Lord True CBE, Minister of State on unlocking location
The UK’s Geospatial Strategy 2020-2025 was released by the Geospatial Commission on 16th June 2020 and sets out the Government’s ambitions for the spatial data and GIS over the next 5 years.
It identifies several industry sectors including the environment, housing and infrastructure, where spatial data has the opportunity to have a significant benefit. These benefits include getting ahead of climate change and adapting to the consequences of global warming; improving how national infrastructure is planned, built and managed; helping to support efficiency; and transforming how developers find and evaluate land.
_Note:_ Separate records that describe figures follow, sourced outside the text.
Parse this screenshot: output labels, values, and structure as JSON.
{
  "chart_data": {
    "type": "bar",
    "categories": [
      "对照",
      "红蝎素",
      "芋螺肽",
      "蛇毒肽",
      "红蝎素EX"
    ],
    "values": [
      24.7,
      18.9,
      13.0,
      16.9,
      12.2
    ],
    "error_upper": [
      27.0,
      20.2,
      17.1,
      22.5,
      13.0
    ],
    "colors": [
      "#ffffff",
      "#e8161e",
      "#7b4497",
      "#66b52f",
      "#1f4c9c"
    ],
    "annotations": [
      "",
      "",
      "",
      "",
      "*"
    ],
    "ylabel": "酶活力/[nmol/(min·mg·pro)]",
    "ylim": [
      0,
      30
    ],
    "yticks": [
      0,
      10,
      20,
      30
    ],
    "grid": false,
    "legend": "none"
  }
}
The strategy also looks to future trends in the use of spatial data, such as the increased use of real-time location data, cloud computing and artificial intelligence.
Location data is important to understanding the environment around us. It is vital to the work our GIS team is doing for TEP, such as mapping the biodiversity of an area to completing a spatial analysis to support future development.
To mark the strategy’s release, we asked our GIS team to offer its insights on the most significant changes or impacts to spatial data and GIS over the next 5 years:
“GIS is obtaining more authoritative datasets making cities more liveable and sustainable with better planning and environmental management.”
“We, as GIS professionals have the unique ability to shape the way others see the world. It is of the upmost importance we use that ability ethically, for the benefit of everyone and the environment.”
“Wider access to datasets of greater accuracy offers support for government targets to deliver increasingly resilient ecological networks.”
“The increasing availability of ‘big’ datasets with potentially millions of records, brings both opportunities and challenges. It will allow GIS specialists to provide up-to-date, highly detailed information over a large geographic area. However, the way we manage the large volumes of data will be the challenge. Can cloud computing technologies provide the answer?”
“The use of more advanced geo-visualisation techniques and tools (such as animated mixed reality models) has the potential to revolutionise the way we understand and perceive our environment and how new development might interact with this.”
“The inclusion of a core mission to promote skills and awareness is very positive. The aims, ambitions and scope of the strategy are incredibly encouraging. However we must not lose sight of the need for GIS as a profession to promote and encourage the next generation. Geospatial apprenticeships and better connections with Universities, Colleges and Schools will be vital for the long term sustainability of geospatial plans and the skill as a whole.”